Among all the incredible benefits listed above, Ms. Murphy adds that cupping can help with fertility; some of her clients became pregnant after regular cupping sessions. She attributes this to the therapy’s ability to induce ovulation, help women who do not ovulate or have anovulatory cycles, balance the thyroid gland, remove blockages and inflammation in the fallopian tubes, remove defects in the luteal phase, help with endometriosis, aid with hormone imbalances that cause the formation of cysts in the ovaries (PCOS), regulate menstruation and ease painful menstruation and cramps. Wow!
For non-fertility concerns, cupping causes a noticeable and immediate increase in mobility, and the elimination of most or all pain and stiffness involved in the condition treated. It can help to resolve edema, break up and resolve phlegm in the lungs for a bronchial cough and speed up the healing process. For immune support, as well as athletic endurance and stamina, it helps to support and stimulate the circulatory systems that can influence these very areas.
Who can do it?
Young and old, professional athletes or the everyday sportsperson, patients recovering from illness or injury, adults and even toddlers over the age of two!
How does it feel?
Cupping is not painful – it feels like you are being squeezed by a large octopus! Surprising at first, and pleasant by the end of the session, this very safe and beneficial treatment can be enjoyed by all. By repeating cupping treatments, even a few times per year, you will noticeably continue to improve your results. Five to ten sessions tend to achieve the most noticeable benefits.

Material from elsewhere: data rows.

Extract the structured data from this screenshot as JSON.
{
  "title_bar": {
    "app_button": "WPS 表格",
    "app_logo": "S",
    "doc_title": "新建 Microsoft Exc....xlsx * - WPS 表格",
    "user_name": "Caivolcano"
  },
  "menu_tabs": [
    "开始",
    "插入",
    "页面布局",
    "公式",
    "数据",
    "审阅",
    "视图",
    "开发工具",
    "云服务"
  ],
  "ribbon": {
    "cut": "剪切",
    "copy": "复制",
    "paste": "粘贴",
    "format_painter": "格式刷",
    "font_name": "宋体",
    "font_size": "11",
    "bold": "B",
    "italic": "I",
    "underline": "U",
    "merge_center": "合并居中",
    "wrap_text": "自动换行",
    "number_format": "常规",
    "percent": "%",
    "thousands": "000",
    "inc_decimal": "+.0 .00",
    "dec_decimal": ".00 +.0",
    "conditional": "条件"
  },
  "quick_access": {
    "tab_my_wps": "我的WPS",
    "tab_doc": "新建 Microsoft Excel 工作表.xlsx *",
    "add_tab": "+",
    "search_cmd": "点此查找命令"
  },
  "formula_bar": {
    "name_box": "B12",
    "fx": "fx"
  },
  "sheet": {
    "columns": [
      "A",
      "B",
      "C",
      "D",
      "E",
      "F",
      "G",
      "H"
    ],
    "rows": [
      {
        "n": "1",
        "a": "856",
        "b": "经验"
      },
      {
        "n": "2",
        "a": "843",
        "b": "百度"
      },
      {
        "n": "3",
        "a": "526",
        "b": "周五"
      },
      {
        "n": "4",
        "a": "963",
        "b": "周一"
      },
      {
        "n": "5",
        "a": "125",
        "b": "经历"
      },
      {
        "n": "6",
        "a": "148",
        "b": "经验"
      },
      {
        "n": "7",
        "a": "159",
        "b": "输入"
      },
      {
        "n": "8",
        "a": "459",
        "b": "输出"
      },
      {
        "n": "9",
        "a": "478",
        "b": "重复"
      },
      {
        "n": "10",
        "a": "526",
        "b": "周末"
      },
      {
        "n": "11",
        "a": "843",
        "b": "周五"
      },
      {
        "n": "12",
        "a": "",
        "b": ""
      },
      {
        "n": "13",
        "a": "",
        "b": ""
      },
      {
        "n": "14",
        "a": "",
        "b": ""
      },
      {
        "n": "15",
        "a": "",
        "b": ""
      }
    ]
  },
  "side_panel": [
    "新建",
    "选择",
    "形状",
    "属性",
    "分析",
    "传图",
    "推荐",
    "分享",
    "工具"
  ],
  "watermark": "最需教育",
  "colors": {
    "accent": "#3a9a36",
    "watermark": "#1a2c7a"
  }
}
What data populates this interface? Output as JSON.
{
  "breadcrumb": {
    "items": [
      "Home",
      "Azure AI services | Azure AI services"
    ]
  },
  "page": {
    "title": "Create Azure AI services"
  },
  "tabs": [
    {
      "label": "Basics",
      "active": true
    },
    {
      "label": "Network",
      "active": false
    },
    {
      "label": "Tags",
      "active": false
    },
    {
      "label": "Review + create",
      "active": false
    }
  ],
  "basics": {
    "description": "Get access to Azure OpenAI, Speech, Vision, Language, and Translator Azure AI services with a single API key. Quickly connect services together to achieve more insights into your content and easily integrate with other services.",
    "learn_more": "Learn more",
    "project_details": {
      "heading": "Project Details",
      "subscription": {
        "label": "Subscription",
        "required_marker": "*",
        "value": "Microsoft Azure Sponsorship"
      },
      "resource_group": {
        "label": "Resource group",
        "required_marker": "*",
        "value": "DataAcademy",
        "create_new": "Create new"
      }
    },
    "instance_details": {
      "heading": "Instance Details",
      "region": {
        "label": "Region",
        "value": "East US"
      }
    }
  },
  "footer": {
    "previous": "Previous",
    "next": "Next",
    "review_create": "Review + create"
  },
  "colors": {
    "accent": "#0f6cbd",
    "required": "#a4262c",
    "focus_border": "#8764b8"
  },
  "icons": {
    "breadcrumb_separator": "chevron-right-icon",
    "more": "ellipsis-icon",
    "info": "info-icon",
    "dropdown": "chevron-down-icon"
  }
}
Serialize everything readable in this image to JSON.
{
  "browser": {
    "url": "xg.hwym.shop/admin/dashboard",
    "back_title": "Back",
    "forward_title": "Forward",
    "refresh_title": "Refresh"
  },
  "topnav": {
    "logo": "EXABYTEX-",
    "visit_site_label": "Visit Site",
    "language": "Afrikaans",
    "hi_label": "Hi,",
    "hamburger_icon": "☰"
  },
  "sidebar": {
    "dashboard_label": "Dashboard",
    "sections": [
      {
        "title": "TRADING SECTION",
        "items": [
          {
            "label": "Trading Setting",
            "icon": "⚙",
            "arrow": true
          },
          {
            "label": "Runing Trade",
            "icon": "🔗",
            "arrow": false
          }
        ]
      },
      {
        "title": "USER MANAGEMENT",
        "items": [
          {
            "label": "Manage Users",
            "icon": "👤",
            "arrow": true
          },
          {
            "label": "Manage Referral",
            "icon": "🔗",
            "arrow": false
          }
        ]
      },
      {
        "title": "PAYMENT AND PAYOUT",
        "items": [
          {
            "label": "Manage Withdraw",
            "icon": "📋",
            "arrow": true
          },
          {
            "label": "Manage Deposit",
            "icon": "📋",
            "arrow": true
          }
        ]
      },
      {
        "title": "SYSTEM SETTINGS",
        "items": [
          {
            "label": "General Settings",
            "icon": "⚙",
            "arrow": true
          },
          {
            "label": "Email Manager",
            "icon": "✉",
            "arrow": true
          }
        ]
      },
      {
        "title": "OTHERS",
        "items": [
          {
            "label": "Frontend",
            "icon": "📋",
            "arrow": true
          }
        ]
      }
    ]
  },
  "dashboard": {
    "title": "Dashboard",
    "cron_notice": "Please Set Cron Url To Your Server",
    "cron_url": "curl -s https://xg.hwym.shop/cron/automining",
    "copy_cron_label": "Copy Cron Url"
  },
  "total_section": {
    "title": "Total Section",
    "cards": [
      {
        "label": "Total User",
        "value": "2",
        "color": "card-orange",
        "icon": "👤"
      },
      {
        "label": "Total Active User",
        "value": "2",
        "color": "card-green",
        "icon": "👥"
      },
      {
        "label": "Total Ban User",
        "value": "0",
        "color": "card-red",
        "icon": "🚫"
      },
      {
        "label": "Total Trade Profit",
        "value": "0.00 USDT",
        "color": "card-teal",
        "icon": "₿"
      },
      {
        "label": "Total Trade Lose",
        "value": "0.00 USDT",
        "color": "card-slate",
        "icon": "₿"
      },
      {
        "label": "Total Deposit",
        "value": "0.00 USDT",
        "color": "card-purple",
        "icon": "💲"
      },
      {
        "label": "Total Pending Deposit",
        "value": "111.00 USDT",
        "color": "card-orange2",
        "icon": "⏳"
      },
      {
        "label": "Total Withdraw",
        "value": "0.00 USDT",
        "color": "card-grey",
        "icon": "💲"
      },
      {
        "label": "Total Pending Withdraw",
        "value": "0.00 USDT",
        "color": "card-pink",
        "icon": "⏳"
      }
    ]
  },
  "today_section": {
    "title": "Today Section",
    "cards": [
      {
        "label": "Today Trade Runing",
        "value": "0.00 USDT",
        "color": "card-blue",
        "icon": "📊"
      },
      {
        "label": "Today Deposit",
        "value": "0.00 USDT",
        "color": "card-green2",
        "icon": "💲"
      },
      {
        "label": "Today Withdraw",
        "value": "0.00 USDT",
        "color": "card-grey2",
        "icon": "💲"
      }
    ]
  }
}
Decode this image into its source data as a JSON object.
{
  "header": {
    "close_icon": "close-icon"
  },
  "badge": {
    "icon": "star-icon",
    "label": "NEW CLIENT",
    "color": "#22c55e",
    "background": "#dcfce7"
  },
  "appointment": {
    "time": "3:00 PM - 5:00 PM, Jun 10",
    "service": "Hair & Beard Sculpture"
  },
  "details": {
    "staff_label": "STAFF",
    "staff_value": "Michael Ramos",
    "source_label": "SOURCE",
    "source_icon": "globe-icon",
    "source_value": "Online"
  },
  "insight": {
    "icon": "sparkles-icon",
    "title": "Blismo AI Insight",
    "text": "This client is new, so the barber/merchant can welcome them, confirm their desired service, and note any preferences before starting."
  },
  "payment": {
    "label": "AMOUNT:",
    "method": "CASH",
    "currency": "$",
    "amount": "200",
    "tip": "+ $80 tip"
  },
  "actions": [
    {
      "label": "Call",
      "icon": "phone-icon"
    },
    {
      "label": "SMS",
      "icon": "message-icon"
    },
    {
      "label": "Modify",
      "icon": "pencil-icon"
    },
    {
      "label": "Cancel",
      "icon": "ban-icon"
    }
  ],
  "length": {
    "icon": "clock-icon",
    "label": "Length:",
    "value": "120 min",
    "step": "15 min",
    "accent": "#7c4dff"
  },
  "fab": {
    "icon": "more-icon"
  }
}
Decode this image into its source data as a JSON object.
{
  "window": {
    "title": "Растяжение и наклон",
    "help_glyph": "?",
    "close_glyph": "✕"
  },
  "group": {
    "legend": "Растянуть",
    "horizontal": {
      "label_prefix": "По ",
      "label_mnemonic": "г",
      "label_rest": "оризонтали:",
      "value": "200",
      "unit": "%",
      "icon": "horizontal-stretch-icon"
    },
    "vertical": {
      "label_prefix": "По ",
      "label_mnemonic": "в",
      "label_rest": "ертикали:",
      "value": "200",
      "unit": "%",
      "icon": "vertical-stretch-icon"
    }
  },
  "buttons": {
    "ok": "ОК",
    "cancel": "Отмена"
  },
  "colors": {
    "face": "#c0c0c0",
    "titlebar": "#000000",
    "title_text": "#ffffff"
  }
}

After your session, please be mindful that you should not be exposed to the cool air for six to eight hours, as your pores have been opened. You will need to drink 20% more water, and meals should be light for the next 10 days to assist your body in the detoxification process. The cupping marks disappear within about a week and are not painful. The markings on the skin are not an injury, but merely an indication of deeper level detoxification. The darker color will lessen over time with subsequent sessions as the toxins are released in layers to be dispersed.
Types of cupping and the equipment used
Pistol handle valve cups have become popular for some practitioners. These do not require fire, are not expensive and most portable. They require pumping by hand with a pistol connected to the valve on a clear Perspex cup.
Silicone cups have a mild action. They are soft and gentle to the touch and are used for facial rejuvenation and cosmetic sessions. They are also effective for cellulite treatments.
Glass cups evolved from earthenware cups and are favoured by many practitioners as they are easier and faster to use, more comfortable for the client and have a greater strength of suction. Glass cups can also be left in place for several minutes, as a “moving” treatment with a lubricant such as oil, or as “flash” cupping where the cups are moved quickly and repeatedly for 30 seconds at a time.
The glass cups are always used for fire cupping, as well as “wet cupping”, if bleeding is desired for particularly stubborn fascia tension, acute illness, or painful areas. Wet cupping is considered extremely effective, especially for acute conditions as sprains & strains.
Thankfully we can find alternative medicine practitioners in the West that practice cupping therapy. Ask your friends for referrals in your area! There is bound to be someone who has tried cupping therapy and can recommend a great practitioner.